Maria and I spent two years reviewing newspapers, court records, property deeds, census records and genealogical information to figure out what happened. When COVID hit, we hired a local researcher to keep digging. No first-hand accounts existed, only the stories of white descendants with much to hide.
We were appalled to find trial records, “mis-laid” in a dead papers file, that showed that James Smith was innocent. The judge believed Smith acted in self-defense, and gave him a light sentence for both felonies, only 30 days in jail and $45 in fines. The disgruntled white Island community then threatened to lynch Smith when he was released from jail. Escalating violence frightened the entire Black community, and many packed up and left immediately.
Our outrage grew when we discovered that just two months after the trial, a white trial witness purchased Smith land. Was this a reward for his false testimony?
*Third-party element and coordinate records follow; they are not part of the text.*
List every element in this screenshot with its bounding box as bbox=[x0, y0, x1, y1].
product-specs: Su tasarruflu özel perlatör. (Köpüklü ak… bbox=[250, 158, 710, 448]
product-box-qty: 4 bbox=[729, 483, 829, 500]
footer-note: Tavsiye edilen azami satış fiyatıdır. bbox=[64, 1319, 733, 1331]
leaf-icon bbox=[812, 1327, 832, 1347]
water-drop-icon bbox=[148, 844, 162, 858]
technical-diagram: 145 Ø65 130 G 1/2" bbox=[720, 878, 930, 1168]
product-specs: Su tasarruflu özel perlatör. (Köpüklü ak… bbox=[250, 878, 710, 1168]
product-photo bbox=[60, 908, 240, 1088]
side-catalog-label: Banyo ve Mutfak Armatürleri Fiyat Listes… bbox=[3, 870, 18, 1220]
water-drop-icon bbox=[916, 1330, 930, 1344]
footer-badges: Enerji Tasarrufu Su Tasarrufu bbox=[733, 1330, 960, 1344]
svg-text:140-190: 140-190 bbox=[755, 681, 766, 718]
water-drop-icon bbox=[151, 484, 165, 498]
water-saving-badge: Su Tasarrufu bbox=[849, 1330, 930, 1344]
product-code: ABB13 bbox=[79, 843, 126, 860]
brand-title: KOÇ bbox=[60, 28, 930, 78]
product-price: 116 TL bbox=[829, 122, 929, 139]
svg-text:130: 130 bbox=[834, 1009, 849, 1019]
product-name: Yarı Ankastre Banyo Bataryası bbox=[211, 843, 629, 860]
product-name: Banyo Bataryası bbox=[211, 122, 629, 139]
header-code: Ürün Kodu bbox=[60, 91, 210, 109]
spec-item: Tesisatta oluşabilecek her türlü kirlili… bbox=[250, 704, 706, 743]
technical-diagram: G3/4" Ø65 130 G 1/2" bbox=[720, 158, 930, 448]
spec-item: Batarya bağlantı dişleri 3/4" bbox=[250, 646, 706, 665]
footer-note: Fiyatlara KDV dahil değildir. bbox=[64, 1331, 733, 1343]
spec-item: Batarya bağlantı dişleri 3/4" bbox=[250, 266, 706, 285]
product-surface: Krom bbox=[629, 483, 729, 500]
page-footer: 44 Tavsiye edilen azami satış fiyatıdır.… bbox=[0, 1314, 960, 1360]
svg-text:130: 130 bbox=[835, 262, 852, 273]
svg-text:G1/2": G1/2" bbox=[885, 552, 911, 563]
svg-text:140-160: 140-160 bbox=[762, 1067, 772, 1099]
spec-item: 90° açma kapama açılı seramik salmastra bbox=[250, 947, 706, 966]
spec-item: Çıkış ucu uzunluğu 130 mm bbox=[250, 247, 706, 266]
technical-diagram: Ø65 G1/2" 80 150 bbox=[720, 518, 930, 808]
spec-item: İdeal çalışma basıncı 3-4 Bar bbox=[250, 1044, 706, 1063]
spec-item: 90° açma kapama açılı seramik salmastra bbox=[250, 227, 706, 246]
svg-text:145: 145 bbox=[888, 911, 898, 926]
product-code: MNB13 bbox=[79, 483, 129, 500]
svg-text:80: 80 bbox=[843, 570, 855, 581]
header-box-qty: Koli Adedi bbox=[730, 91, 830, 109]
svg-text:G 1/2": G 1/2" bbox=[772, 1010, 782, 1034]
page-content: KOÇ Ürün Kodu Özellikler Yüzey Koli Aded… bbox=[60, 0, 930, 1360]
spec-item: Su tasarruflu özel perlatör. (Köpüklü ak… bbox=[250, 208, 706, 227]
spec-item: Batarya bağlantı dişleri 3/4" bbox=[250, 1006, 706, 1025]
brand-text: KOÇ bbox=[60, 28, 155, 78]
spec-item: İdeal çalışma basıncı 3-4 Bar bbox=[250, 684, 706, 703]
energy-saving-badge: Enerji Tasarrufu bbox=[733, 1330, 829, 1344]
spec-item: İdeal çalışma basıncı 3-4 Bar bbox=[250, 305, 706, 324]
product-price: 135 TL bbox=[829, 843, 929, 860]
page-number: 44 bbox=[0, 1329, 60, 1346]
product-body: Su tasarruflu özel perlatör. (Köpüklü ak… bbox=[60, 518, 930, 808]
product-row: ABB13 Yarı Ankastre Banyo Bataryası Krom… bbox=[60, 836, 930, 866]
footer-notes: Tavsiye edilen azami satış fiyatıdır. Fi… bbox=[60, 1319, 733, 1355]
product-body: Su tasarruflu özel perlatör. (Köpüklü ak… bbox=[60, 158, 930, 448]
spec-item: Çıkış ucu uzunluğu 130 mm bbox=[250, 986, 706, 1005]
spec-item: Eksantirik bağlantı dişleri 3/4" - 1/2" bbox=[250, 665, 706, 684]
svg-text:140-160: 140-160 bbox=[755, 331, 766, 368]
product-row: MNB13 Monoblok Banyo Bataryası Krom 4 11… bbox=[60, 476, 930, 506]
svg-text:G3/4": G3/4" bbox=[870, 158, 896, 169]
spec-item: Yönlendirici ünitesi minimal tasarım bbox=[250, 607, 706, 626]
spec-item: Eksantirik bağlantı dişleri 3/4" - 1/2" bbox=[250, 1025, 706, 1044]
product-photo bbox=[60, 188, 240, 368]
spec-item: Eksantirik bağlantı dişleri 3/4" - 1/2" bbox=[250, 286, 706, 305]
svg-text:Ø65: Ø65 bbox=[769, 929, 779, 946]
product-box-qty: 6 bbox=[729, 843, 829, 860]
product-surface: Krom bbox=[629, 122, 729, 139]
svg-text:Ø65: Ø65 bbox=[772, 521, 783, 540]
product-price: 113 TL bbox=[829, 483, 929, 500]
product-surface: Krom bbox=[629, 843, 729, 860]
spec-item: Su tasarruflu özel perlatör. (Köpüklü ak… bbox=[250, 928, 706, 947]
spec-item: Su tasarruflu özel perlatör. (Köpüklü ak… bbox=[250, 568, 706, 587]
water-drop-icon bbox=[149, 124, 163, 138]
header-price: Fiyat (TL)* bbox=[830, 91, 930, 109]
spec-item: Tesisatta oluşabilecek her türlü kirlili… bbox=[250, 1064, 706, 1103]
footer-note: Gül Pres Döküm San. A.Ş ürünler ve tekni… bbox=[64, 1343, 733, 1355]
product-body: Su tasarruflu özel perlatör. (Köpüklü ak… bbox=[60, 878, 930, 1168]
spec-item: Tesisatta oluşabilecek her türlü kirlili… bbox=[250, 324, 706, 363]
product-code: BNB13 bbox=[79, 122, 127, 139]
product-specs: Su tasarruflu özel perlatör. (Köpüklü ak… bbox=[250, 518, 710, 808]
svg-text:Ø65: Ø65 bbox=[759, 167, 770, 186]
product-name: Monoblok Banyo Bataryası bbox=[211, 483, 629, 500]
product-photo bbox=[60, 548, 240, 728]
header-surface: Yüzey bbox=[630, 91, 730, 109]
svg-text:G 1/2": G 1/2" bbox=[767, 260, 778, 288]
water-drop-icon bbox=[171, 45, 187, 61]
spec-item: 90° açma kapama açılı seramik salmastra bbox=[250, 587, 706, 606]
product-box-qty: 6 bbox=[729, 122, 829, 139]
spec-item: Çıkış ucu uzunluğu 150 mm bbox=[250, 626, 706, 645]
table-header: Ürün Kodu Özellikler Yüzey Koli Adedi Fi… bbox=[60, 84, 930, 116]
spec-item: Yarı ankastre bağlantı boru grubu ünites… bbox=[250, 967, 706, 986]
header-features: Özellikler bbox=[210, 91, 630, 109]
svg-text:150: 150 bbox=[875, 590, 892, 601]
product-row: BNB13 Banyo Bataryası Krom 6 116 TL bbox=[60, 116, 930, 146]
The Smith family was likely targeted because they were community leaders, and the largest Black landowners on the Island. By 1922, local white men had snapped up most of the Black-owned land. These transactions were legal, but the sellers signed the deeds from other counties. They had abandoned their homes years earlier.
James Smith moved his family to Norfolk to a series of rental homes, no longer an independent farmer but a coal trimmer, shoveling coal on the docks. He died at age 66 of a stroke. The white man who purchased Smith’s land lived on Gwynn’s Island until his death at age 97.
As I trace the fate of these families after they fled Gwynn’s Island, I cannot ignore the trauma that permeates the census records and death certificates. The legacy of enslavement, and the role played by my family, hurts my soul. These Black families lost their land, their vocation, their community, and, often, their health and well-being.
How does one begin to repair this harm? Maria wants to exonerate James Smith. Telling the truth about the events of Christmas Eve 1915 is a start. The Gwynn’s Island Museum has also agreed to publish a revised history. The Gwynn’s Island Project website, created with Sharon Morgan and Our Black Ancestry, not only corrects the record, but will reconnect Black descendants with their roots on Gwynn’s Island. Families scattered primarily to Hampton, Virginia, as well as Baltimore, Washington, DC, Philadelphia, and New York City. Common surnames, in addition to Smith, were Booker, Coleman, Creighton, Frazier, Gayle, Hayes, Jackson, Johnson, Jones, McKnight, Peachey, Perley, Respess, Roy, and West.
The trauma of these events for Black families has meant that few stories have been passed down of life on Gwynn’s Island or of the events that precipitated the exodus. Perhaps these first reparative actions will unlock more.